Lets hope it’s a flat bar, alloy, disc brakes, 11 speed, with extra battery available for longer rides.......it might go on my shortlist then


----------



## youngoldbloke (28 Mar 2019)

tom73 said:


> flat bar of some sort you can just make it out in the other PR stuff I've seen.


- reckon you are right. Played around with an earlier email -






I wonder if the red one also in the recent email may well be a variation of the SLe - I saw one recently, a RED one, which Ribble denied all knowledge of.
EDIT - Now after checking the pic file name reckon it will be an E-version of the CGR, alloy?


----------



## youngoldbloke (28 Mar 2019)

jowwy said:


> Lets hope it’s a flat bar, alloy, disc brakes, 11 speed, with extra battery available for longer rides.......it might go on my shortlist then


Reckon it will probably have the EBM X35 system so as for the extra battery ……..


----------



## tom73 (28 Mar 2019)

youngoldbloke said:


> - reckon you are right. Played around with an earlier email -
> 
> View attachment 459675
> 
> ...



Yes I think you maybe on to something it's a logical step if you think about it opens up a whole different market.


----------



## youngoldbloke (29 Mar 2019)

A hybrid, and a cross/gravel/road.


----------



## jowwy (29 Mar 2019)

They do look very good indeed......just need to decide whether 40nm of torque is enough to help when climbing home from work, as I currently have 50nm and a 500wh battery available to me


----------



## tom73 (29 Mar 2019)

Nice looking set of bikes to add to the range. How they stack up with other ones already about I don't know.


----------



## Zanelad (30 Mar 2019)

I really like the looks of the Ribble Hybrid e. I've been giving serious thought to getting the Giant Fastroad e, but the odd styling of the down tube storing the battery pack puts me off. The Ribble bike looks way better. It seems a good price too. They give very little info about the motor and battery power from what i could see. Anyone know about the power unit choern by Ribble?

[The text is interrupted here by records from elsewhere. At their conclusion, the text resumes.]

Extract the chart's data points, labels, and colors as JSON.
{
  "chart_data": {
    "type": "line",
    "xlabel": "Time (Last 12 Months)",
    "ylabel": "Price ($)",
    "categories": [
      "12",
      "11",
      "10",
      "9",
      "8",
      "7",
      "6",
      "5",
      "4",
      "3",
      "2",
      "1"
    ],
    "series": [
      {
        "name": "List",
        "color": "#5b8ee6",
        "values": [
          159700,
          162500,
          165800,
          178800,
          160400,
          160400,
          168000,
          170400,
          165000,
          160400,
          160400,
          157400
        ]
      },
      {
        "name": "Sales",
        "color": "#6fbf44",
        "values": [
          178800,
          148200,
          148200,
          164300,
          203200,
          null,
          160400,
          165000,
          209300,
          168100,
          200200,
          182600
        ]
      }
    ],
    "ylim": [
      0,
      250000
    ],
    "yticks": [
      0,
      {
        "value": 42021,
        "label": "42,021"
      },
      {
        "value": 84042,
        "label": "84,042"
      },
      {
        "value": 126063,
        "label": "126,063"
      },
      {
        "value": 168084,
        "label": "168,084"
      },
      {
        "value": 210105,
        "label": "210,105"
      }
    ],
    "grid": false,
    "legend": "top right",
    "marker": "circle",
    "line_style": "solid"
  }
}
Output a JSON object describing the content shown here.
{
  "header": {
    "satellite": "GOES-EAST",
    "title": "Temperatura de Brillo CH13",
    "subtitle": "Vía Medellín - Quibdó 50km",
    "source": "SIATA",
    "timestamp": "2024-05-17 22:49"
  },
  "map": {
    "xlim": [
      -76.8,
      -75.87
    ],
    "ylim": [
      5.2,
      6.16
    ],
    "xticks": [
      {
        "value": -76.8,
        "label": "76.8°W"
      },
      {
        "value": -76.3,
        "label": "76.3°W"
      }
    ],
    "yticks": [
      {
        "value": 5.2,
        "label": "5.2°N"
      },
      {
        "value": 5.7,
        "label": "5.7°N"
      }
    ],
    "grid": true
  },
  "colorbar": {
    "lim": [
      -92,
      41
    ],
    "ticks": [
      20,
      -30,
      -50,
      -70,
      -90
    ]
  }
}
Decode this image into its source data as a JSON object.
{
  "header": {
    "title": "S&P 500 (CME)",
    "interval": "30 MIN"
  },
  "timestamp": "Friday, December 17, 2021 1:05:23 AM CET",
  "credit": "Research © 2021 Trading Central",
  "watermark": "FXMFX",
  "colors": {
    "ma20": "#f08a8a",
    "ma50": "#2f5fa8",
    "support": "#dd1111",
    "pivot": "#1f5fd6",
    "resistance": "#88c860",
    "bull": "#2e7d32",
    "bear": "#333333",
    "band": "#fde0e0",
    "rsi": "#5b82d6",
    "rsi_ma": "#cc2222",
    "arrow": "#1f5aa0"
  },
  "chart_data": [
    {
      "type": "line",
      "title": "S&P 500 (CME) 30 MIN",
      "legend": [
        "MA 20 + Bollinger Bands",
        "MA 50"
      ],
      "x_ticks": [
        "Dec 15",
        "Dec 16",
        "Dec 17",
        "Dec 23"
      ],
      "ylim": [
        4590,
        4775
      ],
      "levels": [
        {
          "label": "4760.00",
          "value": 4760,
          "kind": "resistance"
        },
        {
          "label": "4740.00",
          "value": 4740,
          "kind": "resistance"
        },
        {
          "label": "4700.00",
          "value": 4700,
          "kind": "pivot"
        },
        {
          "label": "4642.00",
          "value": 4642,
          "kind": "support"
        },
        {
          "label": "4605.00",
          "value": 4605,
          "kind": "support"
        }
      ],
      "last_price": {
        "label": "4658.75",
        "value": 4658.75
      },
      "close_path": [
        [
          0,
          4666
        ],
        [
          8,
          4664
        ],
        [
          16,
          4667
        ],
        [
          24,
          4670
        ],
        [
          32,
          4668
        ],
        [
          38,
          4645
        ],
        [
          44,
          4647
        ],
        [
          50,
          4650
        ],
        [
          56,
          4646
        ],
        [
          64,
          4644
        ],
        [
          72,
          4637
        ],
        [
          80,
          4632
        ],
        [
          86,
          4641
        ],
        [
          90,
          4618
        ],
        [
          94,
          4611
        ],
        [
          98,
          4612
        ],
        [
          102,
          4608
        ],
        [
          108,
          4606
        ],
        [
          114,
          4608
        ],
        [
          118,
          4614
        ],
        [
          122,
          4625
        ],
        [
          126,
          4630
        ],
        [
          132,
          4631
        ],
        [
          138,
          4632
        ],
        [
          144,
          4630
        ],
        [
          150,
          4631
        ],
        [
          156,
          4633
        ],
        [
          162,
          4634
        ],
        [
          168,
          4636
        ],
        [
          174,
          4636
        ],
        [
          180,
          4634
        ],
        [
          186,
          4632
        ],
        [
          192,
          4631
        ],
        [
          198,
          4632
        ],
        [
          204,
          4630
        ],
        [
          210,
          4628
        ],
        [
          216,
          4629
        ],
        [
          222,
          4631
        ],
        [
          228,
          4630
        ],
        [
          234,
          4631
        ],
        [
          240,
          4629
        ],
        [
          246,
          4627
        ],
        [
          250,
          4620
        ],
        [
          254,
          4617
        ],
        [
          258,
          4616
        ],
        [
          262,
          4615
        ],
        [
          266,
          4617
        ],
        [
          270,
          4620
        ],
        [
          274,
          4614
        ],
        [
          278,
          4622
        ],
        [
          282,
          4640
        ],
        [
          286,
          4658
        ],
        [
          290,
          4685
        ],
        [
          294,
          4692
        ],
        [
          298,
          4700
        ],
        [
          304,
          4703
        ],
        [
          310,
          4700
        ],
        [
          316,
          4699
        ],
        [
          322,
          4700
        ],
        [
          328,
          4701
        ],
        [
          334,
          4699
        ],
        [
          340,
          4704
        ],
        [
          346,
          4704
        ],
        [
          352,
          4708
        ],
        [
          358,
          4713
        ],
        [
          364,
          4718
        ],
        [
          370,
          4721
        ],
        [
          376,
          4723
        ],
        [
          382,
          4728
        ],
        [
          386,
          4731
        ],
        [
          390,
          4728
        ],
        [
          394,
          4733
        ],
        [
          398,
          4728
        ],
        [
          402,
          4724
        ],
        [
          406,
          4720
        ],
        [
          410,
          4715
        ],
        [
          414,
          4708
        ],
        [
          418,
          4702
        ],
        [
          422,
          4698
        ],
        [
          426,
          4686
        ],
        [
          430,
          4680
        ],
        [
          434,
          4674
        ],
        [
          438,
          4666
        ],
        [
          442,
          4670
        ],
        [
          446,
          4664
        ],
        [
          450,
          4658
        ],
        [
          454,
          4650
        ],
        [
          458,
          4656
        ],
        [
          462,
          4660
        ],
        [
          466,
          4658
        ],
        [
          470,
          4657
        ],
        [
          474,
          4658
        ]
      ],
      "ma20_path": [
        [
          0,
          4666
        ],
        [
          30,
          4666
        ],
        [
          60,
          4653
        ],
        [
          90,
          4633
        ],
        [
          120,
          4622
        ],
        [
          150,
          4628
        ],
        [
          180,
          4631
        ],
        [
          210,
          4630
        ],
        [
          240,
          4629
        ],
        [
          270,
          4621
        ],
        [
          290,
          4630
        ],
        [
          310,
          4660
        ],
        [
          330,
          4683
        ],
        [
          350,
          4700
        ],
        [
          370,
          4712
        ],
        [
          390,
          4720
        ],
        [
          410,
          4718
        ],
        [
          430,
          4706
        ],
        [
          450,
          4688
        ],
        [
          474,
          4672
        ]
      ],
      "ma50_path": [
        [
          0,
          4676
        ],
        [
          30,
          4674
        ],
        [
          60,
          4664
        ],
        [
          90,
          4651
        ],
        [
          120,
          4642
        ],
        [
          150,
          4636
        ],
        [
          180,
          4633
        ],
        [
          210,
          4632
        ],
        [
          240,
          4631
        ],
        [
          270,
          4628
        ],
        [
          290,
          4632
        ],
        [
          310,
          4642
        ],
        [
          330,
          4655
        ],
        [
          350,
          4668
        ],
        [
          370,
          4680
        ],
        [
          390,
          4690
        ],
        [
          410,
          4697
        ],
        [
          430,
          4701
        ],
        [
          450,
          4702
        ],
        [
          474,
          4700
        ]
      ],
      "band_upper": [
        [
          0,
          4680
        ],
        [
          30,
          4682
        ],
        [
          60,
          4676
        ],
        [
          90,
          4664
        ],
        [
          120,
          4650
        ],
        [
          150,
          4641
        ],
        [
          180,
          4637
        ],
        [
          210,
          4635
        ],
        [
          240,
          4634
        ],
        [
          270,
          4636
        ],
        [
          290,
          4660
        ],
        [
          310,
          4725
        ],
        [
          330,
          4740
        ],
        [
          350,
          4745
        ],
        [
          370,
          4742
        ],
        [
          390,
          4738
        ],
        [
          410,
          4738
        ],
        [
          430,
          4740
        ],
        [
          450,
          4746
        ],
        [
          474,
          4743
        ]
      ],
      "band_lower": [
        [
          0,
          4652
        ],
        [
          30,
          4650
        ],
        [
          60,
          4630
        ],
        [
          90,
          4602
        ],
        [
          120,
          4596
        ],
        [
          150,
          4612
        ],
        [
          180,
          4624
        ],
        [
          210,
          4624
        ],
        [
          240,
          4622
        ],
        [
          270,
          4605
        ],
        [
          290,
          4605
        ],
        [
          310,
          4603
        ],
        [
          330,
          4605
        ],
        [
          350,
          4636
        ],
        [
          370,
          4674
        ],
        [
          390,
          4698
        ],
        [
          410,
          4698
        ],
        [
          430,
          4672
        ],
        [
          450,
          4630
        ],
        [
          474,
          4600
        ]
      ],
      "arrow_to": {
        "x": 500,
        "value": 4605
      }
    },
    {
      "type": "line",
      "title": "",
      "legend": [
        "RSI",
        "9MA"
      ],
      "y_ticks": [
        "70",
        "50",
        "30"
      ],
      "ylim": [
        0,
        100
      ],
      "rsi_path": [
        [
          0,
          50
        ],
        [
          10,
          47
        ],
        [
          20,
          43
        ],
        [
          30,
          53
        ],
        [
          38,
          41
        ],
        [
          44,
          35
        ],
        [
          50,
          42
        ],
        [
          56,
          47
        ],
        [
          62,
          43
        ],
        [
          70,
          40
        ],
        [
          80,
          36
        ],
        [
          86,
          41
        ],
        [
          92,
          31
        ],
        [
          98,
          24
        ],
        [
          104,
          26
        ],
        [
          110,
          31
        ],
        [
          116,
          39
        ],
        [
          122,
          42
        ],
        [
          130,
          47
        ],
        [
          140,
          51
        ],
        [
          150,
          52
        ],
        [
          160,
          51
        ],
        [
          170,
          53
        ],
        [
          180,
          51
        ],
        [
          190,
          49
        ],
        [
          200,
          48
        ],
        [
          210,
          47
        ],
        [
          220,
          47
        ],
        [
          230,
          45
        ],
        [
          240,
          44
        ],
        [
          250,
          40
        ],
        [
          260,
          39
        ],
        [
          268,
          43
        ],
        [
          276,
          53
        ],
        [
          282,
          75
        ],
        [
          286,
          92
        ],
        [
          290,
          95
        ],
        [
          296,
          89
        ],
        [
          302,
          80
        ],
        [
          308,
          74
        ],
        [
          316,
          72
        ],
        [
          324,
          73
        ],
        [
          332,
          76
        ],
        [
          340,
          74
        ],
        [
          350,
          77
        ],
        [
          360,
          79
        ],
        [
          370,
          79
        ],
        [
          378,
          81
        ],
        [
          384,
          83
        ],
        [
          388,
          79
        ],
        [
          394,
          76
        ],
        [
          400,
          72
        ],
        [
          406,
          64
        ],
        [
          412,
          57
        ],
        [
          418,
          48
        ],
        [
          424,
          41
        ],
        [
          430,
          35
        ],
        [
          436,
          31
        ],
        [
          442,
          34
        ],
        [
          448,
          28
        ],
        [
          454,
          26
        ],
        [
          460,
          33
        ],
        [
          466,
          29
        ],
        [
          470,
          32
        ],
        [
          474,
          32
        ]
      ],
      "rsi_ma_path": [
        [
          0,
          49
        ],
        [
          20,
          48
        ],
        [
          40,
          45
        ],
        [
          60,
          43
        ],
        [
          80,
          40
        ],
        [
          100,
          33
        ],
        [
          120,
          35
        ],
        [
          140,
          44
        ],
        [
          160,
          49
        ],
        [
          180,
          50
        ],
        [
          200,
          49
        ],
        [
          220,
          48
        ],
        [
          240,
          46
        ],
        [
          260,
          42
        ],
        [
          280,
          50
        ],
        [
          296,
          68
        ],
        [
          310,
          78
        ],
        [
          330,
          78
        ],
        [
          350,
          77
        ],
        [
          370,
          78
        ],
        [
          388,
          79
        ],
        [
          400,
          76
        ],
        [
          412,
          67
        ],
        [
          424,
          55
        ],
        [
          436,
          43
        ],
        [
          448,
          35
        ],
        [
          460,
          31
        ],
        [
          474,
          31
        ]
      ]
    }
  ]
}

My commute is between 11 and 14 miles depending on the route. Ribble say between 60 and 80 miles between charges so it looks good for what I need. Just wonder if it would be better to go for the Giant. The extra cost will be forgotten much sooner than the annoyance of buying the wrong bike.


----------



## Pale Rider (30 Mar 2019)

The Ribble bike use the Ebikmotion hub motor system which could be described as light assist.

Its battery is half the capacity of the Giant.

The Ribble might suit if you are reasonably fit and light.

The only way to be sure is to have a go on both bikes, or at least have a go on bikes using the respective motors.


----------



## Zanelad (30 Mar 2019)

Pale Rider said:


> The Ribble might suit if you are reasonably fit and light.



Failed on both counts sadly. Back to the drawing board.

Thanks. Z


----------



## youngoldbloke (30 Mar 2019)

Check out the Orbea Gain thread, for experiences of using the Ebikemotion X35 system which is exactly the same as Ribble and many other makes are now using. I find the range is actually closer to 50miles.


----------